The past few years have completely changed my perspective on Mother’s Day. I went from having a “surprise” happy Mother’s Day (several teens that I had worked with stopped me on my way out of church to tell me, “Happy Mother’s Day, Mom!” and I sat in my vehicle crying after they left. Good, good tears. Healing tears.) To having a difficult but intentionally happy Mother’s Day (the year I realized that I was thankful for the Lord hiding the future from me and allowing me to walk the road of infertility. Lots of tears that year too. But also healing.)
And then this year.
Oh, this year was… like God reaching down and blowing kisses across my life.
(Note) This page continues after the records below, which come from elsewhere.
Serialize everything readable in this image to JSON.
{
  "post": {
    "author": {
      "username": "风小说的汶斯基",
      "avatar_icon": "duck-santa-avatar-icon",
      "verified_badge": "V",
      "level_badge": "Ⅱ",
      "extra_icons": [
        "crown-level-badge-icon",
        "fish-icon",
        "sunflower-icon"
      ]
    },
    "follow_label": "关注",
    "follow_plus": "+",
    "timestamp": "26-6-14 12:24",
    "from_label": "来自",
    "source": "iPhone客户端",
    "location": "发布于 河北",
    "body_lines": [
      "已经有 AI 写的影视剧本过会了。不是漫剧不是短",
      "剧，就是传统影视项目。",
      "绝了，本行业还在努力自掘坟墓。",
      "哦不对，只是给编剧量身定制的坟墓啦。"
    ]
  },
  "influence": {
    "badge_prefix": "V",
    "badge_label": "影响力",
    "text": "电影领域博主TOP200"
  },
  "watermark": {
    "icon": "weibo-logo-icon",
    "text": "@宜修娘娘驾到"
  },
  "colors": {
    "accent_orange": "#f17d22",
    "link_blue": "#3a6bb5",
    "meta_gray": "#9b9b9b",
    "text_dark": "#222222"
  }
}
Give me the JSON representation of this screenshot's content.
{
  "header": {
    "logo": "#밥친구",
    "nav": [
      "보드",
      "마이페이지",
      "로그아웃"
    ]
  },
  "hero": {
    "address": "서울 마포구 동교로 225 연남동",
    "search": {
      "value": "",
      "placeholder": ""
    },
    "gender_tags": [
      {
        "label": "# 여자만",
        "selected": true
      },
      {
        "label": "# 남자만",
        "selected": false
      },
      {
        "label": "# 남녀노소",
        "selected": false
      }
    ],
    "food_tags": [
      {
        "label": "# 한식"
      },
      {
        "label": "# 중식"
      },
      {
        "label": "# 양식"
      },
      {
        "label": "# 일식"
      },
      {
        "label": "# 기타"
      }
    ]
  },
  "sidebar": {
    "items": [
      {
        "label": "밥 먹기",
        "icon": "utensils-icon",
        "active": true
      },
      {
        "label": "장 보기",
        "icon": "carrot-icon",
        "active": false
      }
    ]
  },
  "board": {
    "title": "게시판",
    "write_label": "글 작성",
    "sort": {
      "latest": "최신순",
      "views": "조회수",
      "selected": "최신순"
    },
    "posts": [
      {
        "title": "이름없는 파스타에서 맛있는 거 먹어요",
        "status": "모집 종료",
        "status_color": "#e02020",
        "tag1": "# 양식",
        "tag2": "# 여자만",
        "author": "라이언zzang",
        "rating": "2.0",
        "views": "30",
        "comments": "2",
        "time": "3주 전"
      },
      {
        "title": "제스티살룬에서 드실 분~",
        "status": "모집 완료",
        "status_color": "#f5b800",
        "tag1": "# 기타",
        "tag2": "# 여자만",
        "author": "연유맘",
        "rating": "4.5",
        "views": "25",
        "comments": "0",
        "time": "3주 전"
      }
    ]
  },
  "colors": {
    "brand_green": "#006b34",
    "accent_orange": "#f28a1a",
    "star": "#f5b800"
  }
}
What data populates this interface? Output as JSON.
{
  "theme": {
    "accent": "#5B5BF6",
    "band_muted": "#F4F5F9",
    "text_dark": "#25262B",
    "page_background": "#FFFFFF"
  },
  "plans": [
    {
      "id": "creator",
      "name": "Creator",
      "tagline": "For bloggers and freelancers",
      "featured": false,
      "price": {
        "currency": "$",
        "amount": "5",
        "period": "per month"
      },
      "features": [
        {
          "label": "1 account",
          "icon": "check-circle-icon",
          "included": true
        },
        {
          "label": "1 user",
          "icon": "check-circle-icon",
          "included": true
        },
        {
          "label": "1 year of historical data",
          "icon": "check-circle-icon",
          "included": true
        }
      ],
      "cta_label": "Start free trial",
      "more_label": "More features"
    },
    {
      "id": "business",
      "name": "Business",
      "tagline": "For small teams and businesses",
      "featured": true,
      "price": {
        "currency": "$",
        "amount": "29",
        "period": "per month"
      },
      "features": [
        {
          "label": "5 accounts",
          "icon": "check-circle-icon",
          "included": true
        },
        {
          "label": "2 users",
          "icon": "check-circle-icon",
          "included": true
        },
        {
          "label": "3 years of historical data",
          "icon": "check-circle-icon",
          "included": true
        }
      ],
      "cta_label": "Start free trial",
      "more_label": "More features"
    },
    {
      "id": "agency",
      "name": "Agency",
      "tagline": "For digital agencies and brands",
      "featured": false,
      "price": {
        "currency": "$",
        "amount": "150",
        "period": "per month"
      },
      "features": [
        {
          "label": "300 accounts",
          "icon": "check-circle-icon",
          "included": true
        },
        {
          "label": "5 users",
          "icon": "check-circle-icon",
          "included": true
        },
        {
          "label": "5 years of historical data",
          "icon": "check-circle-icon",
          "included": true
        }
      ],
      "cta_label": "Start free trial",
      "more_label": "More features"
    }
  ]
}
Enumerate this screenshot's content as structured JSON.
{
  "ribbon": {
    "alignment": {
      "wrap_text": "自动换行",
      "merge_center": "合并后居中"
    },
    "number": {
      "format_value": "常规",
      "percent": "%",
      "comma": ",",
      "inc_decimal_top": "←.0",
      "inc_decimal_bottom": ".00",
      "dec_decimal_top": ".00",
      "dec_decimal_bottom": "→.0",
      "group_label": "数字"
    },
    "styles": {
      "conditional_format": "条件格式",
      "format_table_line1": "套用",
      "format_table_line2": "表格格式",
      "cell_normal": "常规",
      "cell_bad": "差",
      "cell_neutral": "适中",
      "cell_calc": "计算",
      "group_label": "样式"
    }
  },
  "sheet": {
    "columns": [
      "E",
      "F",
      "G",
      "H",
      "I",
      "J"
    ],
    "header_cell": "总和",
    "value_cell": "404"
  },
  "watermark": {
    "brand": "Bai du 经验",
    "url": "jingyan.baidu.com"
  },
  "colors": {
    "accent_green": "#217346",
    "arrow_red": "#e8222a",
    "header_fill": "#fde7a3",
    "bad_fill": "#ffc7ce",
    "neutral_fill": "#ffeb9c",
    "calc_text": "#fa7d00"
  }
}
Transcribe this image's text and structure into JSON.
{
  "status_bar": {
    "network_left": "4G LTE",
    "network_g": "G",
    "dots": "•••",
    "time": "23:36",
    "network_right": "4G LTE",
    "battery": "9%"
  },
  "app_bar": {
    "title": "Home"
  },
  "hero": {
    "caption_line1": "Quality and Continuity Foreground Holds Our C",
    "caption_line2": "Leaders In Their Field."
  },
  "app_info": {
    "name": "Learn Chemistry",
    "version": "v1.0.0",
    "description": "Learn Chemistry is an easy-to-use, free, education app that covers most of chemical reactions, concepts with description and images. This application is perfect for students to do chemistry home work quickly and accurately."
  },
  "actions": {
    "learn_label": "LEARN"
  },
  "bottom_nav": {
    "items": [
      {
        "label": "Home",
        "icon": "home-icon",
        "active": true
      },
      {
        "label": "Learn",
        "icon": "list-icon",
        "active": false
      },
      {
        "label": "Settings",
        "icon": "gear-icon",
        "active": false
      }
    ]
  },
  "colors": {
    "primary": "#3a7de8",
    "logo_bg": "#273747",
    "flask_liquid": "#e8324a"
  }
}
From the card that the boys I babysit gave me (“you’re the best part-time mom, ever!”) to the reader of my blog who sent me a beautiful handmade card that read, “She Loved with a Mother’s Heart and God smiled”.
Learning to walk this road with grace is the hardest and most beautiful assignment I’ve ever had.
Thank you for taking time to write this post. To encourage us each, again, to look beyond our personal pain. I wrote a post this month about things to remember when the doctor says you’ll never be a mom- and I talked about recognizing that every person carries pain.
“Your pain is real- but it is not the only pain.”
And it’s almost painful to even say that but it is so, so true.
Thank you for showing us a glimpse of your pain and also for calling to account the sin that can so easily take a hold if we aren’t aware.
May we all learn to show love and form community and walk in grace.